WHAT CAME BEFORE HE SHOT HER by Elizabeth George: in George's previous book in the Inspector Lynley series, a main character was shot and killed in what proved to be a random and unplanned crime. George has taken a detour from the series (Lynley doesn't appear at all in this book) and the title expresses it all--she goes back and tells the story of the 12-year-old boy who is eventually arrested for murder. Joel Campbell is the middle of three siblings with a disastrous past: their father was killed by the police, their mother is in a mental institution for the criminally insane, their indifferent grandmother has just left them literally sitting on a doorstep while she catches a plane for Jamaica. Dropped into the arms of an unprepared aunt, the Campbell children are mostly left to fend for themselves. From teenage Vanessa and her disastrous involvement with a street thug to 8-year-old Toby's damaged mental state, the story coalesces around Joel and his attempts to keep his family safe. But he's only 12 and his choices lead him inexorably to Lynley's front doorstep and a murder that will shake George's series to the ground. A hard book to read, but George managed to make me feel for every person in this book and regret the society that helps make criminals out of children.

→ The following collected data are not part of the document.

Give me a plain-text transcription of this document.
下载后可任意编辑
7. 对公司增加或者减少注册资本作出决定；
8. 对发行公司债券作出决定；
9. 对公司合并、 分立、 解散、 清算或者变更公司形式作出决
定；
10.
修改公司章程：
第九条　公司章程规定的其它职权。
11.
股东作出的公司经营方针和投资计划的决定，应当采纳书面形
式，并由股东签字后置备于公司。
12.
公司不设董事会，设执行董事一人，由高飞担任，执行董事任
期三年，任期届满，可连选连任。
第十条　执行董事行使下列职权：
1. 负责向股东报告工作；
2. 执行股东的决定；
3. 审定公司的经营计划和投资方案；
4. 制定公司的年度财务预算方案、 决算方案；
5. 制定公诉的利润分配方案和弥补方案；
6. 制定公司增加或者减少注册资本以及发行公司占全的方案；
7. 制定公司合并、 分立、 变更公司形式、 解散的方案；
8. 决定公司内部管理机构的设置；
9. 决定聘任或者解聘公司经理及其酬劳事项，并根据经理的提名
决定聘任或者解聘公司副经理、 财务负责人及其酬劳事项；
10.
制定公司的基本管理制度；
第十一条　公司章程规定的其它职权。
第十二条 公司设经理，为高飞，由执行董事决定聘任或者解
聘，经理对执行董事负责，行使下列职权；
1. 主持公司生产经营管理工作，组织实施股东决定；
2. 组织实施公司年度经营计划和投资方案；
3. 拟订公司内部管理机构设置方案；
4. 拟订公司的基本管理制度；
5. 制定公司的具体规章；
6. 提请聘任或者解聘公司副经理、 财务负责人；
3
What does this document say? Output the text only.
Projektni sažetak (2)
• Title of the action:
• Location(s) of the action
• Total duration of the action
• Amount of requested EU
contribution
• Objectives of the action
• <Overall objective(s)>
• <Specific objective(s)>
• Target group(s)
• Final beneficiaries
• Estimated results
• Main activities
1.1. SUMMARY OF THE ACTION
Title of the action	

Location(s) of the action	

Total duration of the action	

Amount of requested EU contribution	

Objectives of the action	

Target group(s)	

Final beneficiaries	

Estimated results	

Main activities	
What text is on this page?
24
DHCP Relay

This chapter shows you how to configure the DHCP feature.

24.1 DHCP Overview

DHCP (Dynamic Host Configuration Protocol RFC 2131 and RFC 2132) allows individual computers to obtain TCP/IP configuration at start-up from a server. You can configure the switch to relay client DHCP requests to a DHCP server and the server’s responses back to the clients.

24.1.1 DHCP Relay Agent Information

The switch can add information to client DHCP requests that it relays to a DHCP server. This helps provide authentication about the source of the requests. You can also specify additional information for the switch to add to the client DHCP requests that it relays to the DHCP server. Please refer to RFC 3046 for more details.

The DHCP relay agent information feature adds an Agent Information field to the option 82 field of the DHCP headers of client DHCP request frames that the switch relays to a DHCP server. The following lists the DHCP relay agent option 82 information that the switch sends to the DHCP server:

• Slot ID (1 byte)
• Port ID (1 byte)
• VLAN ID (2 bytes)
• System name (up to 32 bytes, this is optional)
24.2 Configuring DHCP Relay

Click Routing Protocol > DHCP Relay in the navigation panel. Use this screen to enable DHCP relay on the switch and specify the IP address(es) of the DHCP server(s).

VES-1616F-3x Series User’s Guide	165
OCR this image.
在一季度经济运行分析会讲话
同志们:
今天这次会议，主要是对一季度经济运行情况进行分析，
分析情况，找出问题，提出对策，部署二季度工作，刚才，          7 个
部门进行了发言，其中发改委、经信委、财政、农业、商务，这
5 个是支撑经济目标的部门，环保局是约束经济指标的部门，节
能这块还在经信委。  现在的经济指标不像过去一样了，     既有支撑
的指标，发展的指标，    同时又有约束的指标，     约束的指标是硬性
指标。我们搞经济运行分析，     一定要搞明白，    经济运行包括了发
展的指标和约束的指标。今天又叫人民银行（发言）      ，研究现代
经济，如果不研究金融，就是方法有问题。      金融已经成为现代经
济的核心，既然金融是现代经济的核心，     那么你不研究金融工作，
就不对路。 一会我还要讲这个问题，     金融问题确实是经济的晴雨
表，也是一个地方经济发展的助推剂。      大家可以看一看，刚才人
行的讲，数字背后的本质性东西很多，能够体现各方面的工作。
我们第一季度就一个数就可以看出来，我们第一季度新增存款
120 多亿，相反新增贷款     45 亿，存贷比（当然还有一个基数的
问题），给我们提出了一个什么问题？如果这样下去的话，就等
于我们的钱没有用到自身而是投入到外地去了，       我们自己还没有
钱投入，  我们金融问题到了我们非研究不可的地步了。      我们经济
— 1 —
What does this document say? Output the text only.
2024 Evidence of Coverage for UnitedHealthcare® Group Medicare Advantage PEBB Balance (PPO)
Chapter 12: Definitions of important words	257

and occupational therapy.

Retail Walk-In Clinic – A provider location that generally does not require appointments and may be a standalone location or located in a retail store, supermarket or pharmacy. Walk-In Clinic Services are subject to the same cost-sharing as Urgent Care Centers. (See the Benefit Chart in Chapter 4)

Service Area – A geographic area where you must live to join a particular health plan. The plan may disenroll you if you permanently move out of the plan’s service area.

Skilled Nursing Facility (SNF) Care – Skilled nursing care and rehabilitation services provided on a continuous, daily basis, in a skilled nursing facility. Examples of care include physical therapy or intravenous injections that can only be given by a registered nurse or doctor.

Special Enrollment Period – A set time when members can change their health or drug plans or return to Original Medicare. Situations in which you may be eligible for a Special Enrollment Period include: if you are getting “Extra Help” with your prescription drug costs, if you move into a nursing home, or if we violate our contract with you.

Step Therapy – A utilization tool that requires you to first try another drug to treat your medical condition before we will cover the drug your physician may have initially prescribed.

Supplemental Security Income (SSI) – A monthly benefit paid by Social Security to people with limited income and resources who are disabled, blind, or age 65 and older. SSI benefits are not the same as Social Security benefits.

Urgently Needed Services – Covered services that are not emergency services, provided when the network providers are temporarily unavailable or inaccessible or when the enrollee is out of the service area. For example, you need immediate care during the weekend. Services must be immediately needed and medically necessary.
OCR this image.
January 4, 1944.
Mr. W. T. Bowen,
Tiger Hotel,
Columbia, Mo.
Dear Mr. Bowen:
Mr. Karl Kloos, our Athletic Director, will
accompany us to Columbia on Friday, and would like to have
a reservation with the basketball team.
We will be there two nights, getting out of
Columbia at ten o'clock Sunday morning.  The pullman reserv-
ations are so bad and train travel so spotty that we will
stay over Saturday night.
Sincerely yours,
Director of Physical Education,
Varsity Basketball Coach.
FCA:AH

THE GREAT INFLUENZA by John M. Barry: a book club selection (at my recommendation), this book chronicles the rise of scientific medicine in the early 20th-century and its greatest test--the influenza pandemic of 1918. In 24 weeks in the autumn of 1918, a virulent strain of influenza killed more people than AIDS has killed in 24 years. Estimates now range between 50-100 million people died as WWI was ending. The book is a treatise on how communities react under great stress, on the effects of a pandemic that will almost surely come again, and on the individual efforts of scientists to learn what they could in a race against time. Highly recommended.